• Poster Presentation
• Open Access

• Published: 20 July 2010

The long-term goal of this project is to understand adaptive processing in sensory systems. Our work focuses on the electrosensory system of the mormyrid electric fish, a system uniquely suited for the study of adaptive sensory processing. The electrosensory lateral line lobe (ELL) of the mormyrid electric fish presents a special opportunity for examining the influence adaptation on sensory processing because much of the physiology [1] and anatomy [2] has been well characterized.

The mormyrid electric fish senses its environment by emitting an electric organ discharge (EOD) and detecting the perturbations that nearby objects cause in the self-generated electric field. Specialized mormyromast electroreceptors sense the self-generated field and its distortions. Afferent fibers from these electroreceptors respond to the fish’s own EOD, and the field strength of the electric field is encoded in the latency of the afferent spike response [3, 4]. The electrosensory responses are conveyed with somatotopic precision to the ELL where the fibers terminate [5].

Previous research on electrosensory adaptation has concentrated on point-like electrical fields on the skin. Since the purpose of the electrosensory system is to analyze changes in spatial patterns, we expect that presenting a spatially distributed electrical pattern will lead to a better understanding of adaptive aspects of electrosensory processing in ELL. Thus, we have begun construction of a stimulus device that can present a spatially distributed electrical pattern on the skin of a mormyrid fish. By controlling the patterns that we present, we can simultaneously record from principal cells of ELL to observe changes in responses to spatial patterns.

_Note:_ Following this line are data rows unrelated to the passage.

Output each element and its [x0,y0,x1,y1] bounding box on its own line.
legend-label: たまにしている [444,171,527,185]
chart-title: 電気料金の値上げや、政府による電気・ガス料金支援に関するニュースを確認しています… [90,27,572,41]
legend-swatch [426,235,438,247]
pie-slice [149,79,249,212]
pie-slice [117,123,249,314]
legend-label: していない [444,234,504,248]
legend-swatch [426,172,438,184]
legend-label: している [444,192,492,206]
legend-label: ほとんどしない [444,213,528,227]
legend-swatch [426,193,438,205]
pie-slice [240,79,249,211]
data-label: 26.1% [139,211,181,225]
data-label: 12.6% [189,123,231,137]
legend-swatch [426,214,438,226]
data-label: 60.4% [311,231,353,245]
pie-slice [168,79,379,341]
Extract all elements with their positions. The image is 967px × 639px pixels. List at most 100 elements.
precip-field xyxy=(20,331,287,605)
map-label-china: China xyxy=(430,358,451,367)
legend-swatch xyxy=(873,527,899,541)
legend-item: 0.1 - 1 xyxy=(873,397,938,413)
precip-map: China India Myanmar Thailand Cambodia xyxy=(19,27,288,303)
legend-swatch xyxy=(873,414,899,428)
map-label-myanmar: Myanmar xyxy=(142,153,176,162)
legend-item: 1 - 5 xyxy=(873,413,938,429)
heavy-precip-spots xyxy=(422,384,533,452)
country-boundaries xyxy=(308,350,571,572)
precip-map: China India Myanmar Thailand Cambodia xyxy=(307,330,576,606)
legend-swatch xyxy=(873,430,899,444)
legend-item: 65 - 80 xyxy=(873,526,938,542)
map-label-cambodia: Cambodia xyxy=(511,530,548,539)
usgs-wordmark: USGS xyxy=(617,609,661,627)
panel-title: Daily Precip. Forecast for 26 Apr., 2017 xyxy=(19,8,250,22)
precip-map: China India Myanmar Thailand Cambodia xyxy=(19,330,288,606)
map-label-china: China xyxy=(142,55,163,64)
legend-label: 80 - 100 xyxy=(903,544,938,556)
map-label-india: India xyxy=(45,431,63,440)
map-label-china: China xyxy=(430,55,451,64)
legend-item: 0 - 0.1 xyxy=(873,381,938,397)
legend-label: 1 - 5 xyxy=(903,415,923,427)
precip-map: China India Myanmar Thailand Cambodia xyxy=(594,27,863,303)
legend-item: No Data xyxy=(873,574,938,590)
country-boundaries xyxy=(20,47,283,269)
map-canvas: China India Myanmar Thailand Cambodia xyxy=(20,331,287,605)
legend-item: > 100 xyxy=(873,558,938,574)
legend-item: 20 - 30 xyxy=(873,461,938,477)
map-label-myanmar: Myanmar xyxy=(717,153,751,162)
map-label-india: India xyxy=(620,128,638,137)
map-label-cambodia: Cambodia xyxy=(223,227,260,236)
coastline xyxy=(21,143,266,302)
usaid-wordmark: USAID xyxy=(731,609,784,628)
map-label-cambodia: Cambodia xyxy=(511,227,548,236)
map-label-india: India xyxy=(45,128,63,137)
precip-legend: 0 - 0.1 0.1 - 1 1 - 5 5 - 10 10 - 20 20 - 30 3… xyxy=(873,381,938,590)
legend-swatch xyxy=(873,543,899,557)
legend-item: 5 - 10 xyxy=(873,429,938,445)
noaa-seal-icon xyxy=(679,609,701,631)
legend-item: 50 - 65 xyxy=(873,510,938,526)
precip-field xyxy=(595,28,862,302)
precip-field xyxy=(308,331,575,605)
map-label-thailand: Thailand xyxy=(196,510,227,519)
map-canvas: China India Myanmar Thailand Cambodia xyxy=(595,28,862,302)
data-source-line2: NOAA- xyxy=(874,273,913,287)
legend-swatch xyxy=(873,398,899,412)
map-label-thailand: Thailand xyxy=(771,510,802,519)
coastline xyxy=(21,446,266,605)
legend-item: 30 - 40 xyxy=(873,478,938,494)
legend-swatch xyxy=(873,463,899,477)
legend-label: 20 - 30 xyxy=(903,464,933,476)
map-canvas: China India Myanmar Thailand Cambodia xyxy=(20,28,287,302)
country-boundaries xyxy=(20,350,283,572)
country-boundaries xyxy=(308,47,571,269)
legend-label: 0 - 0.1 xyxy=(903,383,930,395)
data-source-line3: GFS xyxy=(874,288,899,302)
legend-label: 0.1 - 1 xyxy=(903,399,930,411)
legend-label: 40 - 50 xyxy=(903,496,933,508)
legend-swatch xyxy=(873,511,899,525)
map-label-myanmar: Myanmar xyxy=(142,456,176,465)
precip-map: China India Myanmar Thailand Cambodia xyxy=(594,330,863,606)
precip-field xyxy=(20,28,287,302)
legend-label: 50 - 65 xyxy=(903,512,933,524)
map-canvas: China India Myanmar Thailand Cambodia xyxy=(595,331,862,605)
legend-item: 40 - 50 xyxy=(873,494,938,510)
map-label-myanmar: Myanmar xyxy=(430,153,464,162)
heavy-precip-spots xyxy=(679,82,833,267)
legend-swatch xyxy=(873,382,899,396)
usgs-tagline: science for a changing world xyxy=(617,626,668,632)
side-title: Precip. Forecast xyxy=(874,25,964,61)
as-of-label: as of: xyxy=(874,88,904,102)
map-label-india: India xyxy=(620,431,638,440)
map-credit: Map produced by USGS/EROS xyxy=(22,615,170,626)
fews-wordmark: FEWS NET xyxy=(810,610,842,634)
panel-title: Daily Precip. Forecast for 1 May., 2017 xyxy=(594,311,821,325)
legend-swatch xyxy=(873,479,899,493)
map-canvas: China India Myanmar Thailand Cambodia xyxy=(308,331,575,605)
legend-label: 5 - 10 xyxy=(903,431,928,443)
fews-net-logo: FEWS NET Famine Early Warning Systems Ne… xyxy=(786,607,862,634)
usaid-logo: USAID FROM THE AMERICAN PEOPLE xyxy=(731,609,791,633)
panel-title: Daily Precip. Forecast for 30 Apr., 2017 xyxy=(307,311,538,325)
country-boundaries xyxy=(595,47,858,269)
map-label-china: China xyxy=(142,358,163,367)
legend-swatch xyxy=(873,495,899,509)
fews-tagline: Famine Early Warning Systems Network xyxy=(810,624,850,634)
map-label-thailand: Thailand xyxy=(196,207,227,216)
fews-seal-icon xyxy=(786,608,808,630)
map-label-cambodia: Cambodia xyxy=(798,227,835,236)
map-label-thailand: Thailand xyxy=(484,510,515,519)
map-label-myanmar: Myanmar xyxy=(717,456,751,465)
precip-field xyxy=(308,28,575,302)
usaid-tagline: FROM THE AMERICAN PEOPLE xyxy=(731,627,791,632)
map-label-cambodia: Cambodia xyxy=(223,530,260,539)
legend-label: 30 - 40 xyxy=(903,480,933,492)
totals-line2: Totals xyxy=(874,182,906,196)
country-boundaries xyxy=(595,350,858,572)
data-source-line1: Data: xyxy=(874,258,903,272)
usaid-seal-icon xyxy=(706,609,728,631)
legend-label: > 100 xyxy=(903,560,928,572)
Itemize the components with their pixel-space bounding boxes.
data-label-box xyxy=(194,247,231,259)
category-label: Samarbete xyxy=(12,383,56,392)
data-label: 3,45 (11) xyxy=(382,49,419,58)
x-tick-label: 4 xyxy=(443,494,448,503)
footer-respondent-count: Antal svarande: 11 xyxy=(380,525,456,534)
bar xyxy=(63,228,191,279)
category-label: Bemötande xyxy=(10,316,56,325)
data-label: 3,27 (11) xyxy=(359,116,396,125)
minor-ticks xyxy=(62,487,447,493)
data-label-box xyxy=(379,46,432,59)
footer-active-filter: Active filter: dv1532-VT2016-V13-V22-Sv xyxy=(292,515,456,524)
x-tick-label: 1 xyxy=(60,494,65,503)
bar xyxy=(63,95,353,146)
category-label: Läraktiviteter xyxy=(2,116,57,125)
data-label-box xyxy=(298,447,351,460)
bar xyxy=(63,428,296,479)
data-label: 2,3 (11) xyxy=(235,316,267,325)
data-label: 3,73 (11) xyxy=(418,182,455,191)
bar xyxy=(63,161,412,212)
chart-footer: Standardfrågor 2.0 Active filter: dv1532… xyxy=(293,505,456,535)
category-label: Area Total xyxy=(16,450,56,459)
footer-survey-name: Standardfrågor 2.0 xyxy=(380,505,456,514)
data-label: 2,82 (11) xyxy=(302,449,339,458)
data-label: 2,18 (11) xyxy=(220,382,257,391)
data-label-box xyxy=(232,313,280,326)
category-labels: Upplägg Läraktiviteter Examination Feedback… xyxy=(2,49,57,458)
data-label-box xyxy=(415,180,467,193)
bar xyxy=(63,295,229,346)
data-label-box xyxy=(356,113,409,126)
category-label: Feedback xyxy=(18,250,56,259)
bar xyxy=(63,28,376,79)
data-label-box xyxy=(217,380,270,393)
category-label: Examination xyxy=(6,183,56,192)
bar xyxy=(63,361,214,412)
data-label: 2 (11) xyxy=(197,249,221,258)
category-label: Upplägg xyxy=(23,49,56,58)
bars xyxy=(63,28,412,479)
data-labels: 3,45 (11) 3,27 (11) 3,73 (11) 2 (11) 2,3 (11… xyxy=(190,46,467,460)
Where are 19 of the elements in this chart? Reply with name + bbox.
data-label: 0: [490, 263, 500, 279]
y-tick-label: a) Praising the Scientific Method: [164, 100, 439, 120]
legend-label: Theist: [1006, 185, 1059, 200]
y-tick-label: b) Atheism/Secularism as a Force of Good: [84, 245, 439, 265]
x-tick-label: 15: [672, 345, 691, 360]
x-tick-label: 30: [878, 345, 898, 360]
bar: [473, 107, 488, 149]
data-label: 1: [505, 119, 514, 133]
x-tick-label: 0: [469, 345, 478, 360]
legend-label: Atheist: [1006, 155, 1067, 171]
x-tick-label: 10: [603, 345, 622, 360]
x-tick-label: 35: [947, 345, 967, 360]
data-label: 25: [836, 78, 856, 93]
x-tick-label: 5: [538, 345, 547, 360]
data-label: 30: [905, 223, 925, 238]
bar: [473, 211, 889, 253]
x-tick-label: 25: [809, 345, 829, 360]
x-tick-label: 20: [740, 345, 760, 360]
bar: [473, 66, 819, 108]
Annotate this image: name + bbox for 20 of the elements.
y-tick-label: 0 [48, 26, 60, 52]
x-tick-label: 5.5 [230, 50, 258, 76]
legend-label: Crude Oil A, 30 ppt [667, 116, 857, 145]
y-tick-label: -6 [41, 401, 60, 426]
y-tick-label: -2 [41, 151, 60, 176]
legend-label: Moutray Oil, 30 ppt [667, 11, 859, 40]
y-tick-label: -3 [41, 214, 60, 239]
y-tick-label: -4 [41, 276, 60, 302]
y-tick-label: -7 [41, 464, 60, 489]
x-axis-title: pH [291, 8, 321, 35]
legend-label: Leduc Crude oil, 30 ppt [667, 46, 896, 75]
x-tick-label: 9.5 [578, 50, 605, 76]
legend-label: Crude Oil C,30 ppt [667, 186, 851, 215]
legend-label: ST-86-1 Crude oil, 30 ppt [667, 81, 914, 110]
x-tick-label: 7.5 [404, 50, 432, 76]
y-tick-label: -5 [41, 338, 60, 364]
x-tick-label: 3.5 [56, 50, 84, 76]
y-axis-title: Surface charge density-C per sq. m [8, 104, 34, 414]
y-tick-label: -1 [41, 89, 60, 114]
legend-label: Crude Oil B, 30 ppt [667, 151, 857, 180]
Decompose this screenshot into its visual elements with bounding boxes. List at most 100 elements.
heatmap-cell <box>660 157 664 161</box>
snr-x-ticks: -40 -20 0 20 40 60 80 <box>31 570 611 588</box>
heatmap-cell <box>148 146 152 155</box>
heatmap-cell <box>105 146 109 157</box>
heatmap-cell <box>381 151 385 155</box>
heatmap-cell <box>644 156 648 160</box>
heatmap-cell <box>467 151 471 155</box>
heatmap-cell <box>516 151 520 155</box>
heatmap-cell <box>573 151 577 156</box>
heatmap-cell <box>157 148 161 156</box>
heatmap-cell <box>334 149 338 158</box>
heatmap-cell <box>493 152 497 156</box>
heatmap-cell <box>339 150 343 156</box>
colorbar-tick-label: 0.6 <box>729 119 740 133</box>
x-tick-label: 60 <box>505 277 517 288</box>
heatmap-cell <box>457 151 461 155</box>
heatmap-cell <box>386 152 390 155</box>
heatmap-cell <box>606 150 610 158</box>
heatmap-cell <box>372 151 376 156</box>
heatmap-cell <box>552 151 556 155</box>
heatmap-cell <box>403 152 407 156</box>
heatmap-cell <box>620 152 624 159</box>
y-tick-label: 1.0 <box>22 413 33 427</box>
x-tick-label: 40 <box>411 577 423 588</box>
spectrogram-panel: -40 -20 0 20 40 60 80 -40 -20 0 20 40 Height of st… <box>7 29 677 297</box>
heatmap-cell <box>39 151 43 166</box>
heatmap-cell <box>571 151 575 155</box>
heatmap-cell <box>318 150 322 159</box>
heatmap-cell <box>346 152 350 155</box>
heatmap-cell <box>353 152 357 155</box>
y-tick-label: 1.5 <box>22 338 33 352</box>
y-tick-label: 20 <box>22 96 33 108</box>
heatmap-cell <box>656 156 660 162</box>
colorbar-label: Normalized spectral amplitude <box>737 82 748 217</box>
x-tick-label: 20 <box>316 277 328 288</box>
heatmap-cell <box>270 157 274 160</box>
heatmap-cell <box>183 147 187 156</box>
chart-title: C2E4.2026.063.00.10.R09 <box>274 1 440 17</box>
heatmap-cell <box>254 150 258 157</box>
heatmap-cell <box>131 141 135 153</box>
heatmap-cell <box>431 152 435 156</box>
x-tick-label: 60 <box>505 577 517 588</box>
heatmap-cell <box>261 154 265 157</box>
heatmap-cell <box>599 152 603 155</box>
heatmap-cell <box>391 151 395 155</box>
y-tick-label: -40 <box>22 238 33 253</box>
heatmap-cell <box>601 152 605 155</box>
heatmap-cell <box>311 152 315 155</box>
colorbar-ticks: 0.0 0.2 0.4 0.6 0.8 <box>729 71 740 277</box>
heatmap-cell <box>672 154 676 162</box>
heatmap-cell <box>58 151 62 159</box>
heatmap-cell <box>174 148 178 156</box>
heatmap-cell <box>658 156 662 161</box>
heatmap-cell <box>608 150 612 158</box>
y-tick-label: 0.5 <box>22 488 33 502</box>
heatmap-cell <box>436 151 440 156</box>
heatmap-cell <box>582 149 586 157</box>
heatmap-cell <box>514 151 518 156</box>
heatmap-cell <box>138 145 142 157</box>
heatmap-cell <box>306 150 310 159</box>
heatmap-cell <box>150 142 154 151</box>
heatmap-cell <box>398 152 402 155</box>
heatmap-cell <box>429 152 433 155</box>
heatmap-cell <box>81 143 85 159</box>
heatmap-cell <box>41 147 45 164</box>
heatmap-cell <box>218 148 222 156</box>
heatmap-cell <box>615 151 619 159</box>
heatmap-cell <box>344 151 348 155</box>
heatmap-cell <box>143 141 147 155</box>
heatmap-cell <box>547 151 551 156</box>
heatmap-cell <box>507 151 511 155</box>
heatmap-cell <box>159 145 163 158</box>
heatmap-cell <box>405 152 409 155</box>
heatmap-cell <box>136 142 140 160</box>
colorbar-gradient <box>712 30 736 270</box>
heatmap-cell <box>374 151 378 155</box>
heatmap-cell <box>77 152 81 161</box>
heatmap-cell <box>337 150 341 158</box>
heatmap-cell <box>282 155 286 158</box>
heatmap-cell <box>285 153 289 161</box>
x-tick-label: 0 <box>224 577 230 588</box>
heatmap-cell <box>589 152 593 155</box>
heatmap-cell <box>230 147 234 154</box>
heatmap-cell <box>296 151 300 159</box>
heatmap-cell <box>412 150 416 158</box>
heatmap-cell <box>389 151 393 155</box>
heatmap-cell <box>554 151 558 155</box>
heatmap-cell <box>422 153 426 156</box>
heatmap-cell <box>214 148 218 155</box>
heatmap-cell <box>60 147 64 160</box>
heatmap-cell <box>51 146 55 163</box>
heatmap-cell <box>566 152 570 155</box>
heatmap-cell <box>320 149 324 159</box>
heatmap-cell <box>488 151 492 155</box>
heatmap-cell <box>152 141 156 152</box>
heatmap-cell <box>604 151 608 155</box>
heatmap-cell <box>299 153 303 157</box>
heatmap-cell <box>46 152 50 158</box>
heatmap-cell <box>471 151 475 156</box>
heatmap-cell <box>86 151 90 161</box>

The first phase of our stimulus development program has been to present a low-resolution, 1-dimensional pattern on the fish’s skin. The design was based on an array of vertical rectangles that could be independently controlled to present a spatially varying electrical image along the fish’s skin. We developed electrostatic models to predict fields that would be generated by an array of stimulator pads in water. We have developed an electrical pattern design algorithm that will approximate any given electrical pattern by imposing a set of electrical potentials on the stimulator array. The algorithm will allow flexibility in electrophysiological experimental design to test hypotheses about spatial effects on sensory processing.

A cellular modeling component of this study has been developed to predict the responses of individual neurons to stimulation by spatial patterns. Results of our neuronal network models will be compared with experimental measurements of cell responses to the same stimulation to iteratively improve our understanding of mechanisms of electrosensory processing.